While Ferdy sees (okay, hurries) his dad out of the flat, I get up and busy myself with the onions. If anything’s going to stop me from getting flustered right now, it’ll be cooking.
Not that I’m completely sure, yet, that there’s anything to get flustered
about
. Even though Lucy has told me, at least half a dozen times since last night, “but he
ran into a burning building to save you,
Charlie!”. . . Well, I still can’t quite believe that Ferdy likes me. After all, people save strangers’ lives all the time, and it doesn’t mean they’re madly in love with them, so I can’t seriously believe, the way Lucy seems to, that this is proof positive that he’s wildly in love with me.

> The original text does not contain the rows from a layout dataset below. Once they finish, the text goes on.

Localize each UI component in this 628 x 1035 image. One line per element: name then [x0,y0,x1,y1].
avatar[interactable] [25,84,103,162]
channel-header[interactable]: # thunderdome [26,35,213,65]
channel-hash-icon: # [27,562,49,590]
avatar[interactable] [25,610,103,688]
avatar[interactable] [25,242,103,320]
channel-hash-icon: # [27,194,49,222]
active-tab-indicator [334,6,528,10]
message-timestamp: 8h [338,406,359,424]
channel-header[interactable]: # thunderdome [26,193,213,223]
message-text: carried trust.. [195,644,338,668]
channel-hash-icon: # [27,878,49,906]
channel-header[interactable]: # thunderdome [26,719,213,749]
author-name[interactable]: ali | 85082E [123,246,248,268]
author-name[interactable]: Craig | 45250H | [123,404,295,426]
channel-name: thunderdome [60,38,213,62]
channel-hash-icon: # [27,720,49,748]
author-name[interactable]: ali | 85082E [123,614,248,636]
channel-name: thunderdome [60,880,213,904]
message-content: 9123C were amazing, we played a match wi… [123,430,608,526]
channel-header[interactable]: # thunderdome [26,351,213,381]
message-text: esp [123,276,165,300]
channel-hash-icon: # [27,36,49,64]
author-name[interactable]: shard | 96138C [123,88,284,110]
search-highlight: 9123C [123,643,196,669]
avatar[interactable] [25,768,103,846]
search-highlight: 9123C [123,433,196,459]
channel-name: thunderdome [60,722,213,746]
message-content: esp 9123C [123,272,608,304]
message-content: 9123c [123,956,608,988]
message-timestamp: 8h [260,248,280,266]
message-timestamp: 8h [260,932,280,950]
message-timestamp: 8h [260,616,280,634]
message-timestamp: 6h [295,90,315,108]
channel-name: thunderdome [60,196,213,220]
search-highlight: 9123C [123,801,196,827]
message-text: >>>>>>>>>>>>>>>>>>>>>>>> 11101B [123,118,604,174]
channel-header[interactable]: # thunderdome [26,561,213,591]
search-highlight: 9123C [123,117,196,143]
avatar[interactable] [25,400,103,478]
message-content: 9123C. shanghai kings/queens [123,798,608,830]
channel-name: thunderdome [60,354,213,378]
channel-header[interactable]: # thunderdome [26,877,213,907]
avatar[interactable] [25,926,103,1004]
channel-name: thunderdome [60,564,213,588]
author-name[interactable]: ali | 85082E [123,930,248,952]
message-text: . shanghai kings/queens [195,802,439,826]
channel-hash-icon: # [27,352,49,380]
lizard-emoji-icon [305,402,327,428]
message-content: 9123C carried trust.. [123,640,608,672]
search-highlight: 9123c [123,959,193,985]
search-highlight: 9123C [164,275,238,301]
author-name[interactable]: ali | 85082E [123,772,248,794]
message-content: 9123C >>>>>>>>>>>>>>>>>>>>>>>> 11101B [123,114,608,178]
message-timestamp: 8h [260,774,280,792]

But then, there was that thing Martin said just now. About the fact that Ferdy was bound to dislike Jay “feeling about you the way he does.”
The fact is, really, that I don’t want to think about whether Ferdy likes me or not. Because I want him to like me so very, very badly—the same way I like him—that I can’t even bring myself to entertain the possibility that he might. If I’m wrong (if Lucy is wrong, and Martin is wrong), I’m honestly not sure I could handle it.
“Sorry about that,” Ferdy says, coming out of the tiny hallway and back into the kitchen.
“Sorry about what?”
“Dad. You know. He talks.”
“Oh. Yes.”
“I mean, I think you’ve got bigger things on your mind right now than . . . well, than . . .
you
know.”
Do
I know?
“Your stepmother’s just been arrested for burning your store down, for Christ’s sake! And for murdering your mother!”
“Well, we don’t know that it was actual murder.” I leave the onions to soften and head back to the table to start cutting the beef into chunks. It strikes me that this is the most extraordinary conversation to be having while doing these mundane tasks. But I still think I’d rather have this conversation than the other conversation. Because it didn’t sound as though Ferdy was about to say that his dad was right, and that, smoke inhalation and bruises permitting, what he’d really like to do right now is throw me onto the kitchen table and make blissful love to me. “Um, where was I? . . . Oh, yes . . . we don’t know whether or not Diana actually planned to do it, or whether she just happened to be driving along that evening and saw Mum crossing the road, and couldn’t help herself.”
Ferdy stares at me, running a hand through his hair. It sends a small cloud of dust skyward. “That’s incredibly forgiving.”